Proyek Pipanisasi Transmisi Inhil, Segera Tersangkakan SF Haryanto dan Muhammad

Proyek Pipanisasi Transmisi Inhil, Segera Tersangkakan SF Haryanto dan Muhammad

Kabarriau Pekanbaru - Proses penyidikan kasus korupsi pipanisasi transmisi di Kabupaten Indragiri Hilir tahun 2013 lalu sudah menetapkan tiga orang tersangka dengan satu tersangka masih misterius. Namun siapa satu tersangka yang masih misterius tersebut menjadi pertanyaan publik, apakah SF Hariyanto yang ketika itu menjabat Kepala Dinas Pekerjaan Umum dan Penataan Ruang (PUPR) Riau atau Muhammad yang menjabat Kepala Bidang Cipta Karya Dinas PUPR.

Muncul desakan dari publik, terkait kasus pipanisasi tersebut supaya SF Hariyanto dan Muhammad yang sekarang merupakan wakil,  Bupati Bengkalis, untuk segera ditetapkan sebagai tersangka oleh Direktorat Kriminal Khusus  (Dirkrimsus) Polda Riau menyusul tersangka lain yang sudah ditetapkan sebagai tersangka. Karena kedua orang tersebut merupakan petinggi sekaligus pengambil kebijakan di Dinas PUPR Riau ketika itu SF Hariyanto adalah Pengguna Angaran (PA) dan Muhammad sebagai Kuasa Pengguna Anggaran (KPA) pada proyek tersebut.

Desakan itu disampaikan Raja Adnan dari Indonesia Monitoring Development (IMD) Riau, yang merupakan salah satu pelapor kasus pipanisasi transmisi Inhil senilai Rp3 miliar dengan potensi kerugian negara Rp 1 miliar. 

Bahkan Adnan mendesak supaya Dirkrimsus Polda Riau segera menetapkan SF Hariyanto dan Muhamad sebagai tersangka baru karena keduanya merupakan pihak yang juga harus bertanggungjawab atas proyek yang didugakan korupsi tersebut. 

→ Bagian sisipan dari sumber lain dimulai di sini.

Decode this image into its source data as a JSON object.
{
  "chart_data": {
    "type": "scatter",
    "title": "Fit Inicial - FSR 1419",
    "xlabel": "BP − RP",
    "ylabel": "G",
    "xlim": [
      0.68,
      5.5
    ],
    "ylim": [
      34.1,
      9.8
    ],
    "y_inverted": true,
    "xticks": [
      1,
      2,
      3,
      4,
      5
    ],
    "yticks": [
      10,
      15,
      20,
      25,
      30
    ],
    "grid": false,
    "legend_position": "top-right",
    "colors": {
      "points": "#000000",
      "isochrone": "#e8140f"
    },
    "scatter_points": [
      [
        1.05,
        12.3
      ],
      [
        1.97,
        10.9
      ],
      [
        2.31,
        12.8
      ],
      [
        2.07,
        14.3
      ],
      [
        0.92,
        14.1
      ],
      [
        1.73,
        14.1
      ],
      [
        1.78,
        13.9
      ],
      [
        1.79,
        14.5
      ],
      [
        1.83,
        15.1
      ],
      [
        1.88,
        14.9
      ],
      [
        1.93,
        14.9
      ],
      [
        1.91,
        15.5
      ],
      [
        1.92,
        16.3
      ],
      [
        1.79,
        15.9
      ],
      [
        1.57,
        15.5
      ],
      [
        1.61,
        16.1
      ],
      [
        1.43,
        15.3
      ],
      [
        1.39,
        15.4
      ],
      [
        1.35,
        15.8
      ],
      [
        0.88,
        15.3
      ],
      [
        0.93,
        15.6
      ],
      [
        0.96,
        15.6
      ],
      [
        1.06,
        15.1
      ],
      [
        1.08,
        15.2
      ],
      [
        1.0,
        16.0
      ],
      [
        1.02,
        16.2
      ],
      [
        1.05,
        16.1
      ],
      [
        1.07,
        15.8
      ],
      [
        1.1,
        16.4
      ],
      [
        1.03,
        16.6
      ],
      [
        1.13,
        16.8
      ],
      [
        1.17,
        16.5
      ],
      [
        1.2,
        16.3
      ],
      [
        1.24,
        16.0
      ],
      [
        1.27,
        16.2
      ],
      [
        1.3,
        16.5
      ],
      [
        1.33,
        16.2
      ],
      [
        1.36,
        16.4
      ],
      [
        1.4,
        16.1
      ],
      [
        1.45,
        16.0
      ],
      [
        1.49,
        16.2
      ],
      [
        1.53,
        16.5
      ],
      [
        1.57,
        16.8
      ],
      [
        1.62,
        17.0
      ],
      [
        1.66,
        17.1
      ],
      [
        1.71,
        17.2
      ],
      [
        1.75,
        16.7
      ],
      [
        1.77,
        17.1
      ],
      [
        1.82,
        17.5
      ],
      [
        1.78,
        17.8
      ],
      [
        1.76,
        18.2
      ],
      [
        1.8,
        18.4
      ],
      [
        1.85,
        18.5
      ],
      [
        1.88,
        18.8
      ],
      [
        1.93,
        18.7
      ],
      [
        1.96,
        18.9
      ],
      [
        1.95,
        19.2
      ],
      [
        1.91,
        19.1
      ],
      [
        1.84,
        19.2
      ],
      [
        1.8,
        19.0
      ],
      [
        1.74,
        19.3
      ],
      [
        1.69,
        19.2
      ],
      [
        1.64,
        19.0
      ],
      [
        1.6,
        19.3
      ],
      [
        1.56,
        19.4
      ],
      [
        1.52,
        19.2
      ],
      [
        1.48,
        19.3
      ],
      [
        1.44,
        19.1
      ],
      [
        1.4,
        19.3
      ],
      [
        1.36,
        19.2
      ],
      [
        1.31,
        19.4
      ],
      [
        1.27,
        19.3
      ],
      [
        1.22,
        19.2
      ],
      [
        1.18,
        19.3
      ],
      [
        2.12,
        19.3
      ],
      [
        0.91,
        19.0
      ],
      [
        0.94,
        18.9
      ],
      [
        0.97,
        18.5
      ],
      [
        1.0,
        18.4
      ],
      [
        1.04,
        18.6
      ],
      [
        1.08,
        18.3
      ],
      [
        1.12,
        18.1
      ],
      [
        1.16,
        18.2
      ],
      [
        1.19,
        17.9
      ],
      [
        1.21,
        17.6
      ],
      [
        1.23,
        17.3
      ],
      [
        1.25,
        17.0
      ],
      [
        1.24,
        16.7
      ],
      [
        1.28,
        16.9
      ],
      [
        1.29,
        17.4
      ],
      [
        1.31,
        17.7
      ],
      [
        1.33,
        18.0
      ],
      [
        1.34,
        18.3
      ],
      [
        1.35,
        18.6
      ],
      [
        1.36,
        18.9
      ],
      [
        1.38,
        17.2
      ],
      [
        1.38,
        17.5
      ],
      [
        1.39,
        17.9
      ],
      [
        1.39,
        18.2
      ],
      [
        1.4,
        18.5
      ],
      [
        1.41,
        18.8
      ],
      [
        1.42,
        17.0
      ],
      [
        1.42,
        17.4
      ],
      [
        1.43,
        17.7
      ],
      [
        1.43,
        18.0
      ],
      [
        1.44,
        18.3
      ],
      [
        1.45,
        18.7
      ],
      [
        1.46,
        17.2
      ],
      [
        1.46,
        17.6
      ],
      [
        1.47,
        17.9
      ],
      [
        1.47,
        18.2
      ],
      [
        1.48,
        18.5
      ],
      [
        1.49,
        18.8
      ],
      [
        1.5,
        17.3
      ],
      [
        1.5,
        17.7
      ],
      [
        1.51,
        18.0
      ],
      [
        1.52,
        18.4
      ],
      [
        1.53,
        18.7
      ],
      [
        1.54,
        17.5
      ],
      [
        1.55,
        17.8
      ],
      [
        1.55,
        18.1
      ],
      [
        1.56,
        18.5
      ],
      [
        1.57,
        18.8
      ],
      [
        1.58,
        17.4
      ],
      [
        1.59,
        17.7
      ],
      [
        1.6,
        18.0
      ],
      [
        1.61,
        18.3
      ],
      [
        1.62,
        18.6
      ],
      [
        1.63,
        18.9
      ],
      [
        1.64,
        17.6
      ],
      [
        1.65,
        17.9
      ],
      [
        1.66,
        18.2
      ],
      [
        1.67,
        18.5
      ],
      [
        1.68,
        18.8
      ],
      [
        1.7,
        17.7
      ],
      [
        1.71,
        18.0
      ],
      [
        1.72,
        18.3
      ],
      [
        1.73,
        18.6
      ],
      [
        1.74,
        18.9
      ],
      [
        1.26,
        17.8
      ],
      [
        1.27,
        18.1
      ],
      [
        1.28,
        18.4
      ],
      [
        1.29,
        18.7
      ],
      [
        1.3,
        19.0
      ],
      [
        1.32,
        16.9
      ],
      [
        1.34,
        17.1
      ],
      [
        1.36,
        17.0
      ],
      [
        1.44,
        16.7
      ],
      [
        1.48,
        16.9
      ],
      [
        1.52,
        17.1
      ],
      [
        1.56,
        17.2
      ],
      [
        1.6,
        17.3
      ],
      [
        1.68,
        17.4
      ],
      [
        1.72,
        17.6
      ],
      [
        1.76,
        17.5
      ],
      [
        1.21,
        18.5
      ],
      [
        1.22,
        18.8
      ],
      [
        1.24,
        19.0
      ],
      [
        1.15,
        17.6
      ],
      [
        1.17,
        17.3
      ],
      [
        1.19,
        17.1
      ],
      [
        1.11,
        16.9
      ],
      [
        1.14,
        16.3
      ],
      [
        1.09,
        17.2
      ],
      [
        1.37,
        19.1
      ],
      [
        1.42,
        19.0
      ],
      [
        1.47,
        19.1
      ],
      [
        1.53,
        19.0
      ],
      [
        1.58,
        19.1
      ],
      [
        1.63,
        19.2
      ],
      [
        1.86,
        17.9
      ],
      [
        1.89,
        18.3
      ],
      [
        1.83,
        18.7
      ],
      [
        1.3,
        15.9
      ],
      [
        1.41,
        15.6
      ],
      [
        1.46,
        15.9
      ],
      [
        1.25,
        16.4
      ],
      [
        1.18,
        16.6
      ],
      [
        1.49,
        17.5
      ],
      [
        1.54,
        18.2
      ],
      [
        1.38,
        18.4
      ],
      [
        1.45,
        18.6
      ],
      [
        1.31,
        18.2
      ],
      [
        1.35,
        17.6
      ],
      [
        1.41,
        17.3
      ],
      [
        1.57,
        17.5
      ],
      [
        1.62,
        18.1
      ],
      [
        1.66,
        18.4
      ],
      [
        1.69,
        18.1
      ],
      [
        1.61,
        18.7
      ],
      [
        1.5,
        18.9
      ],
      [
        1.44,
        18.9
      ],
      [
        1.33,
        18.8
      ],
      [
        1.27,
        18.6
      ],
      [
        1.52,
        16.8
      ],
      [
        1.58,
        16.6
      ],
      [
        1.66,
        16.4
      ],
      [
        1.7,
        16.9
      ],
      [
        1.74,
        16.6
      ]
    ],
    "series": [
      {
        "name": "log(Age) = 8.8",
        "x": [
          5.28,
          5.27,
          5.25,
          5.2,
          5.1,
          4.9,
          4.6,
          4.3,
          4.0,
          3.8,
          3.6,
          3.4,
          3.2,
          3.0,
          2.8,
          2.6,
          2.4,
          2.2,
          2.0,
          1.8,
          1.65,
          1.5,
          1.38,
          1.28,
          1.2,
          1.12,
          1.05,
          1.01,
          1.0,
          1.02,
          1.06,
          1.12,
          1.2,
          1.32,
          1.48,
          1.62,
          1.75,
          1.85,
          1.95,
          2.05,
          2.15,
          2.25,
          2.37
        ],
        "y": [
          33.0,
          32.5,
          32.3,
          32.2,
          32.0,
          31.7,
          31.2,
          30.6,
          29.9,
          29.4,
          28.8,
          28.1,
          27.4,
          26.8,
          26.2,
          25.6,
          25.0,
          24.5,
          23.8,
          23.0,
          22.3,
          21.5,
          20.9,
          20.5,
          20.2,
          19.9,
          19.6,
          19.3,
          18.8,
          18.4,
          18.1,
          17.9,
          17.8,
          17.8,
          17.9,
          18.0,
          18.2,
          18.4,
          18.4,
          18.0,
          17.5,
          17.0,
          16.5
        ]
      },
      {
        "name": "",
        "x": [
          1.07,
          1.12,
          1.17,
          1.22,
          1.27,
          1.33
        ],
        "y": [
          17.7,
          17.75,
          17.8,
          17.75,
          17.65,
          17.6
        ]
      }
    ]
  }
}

"Saya di IMD sejak awal sudah melakukan investigasi atas kasus itu dan melaporkannya ke penegak hukum, namun hingga saat ini kasus tersebut terkesan jalan ditempat karena hanya ada dua tersangka yang sudah diekspose ke publik dan satu tersangka misterius. Kita mendesak supaya mantan Kadis PUPR SF Hariyanto dan Muhammad sebagai kepala bidang Cipta Karya PUPR juga dijadikan tersangka baru,"pinta Raja Adnan, Senin (04/03/2019) menyikapi kasus tersebut.

Adnan bahkan berharap supaya kasus pipanisasi transmisi Inhil itu jangan sampai mangkrak di tangan penegak hukum, karena potensi kerugian negara sudah ditemukan. Harusnya ada tersangka baru yang ditetapkan karena masyarakat mengharapkan kasus ini terbuka terang ke ranah publik tanpa ada yang ditutupi sama sekali. 

"Secepatnya penegak hukum membuka sampai tuntas kasus pipanisasi tersebut dengan menetapkan tersangka baru. Seperti yamg disampaikan Penyidik Kejaksaan Tinggi (Kejati) Riau akhir tahun 2018 lalu mengungkap dua nama baru yang jadi tersangka dalam kasus ini, yakni inisial HA dan ST,"ujar Adnan lagi yang juga praktisi hukum itu. 

Sebelumnya ada 3 Surat Pemberitahuan Dimulainya Penyelidikan (SPDP) yang diterima Kejati Riau dari Polda Riau, tanpa menuliskan nama tersangka. Namun setelah proses berjalan, baru diberikan 2 nama lengkap tersangka. Penyidik Polda Riau sudah pernah melimpahkan 3 SPDP baru ke penyidik Kejati Riau di bulan Juni dan pertengahan Agustus 2018 lalu.  Dimana, dalam isi 3 SPDP baru yang diterima penyidik Kejati dari penyidik Polda Riau, tidak menuliskan secara gamblang nama-nama para tersangka.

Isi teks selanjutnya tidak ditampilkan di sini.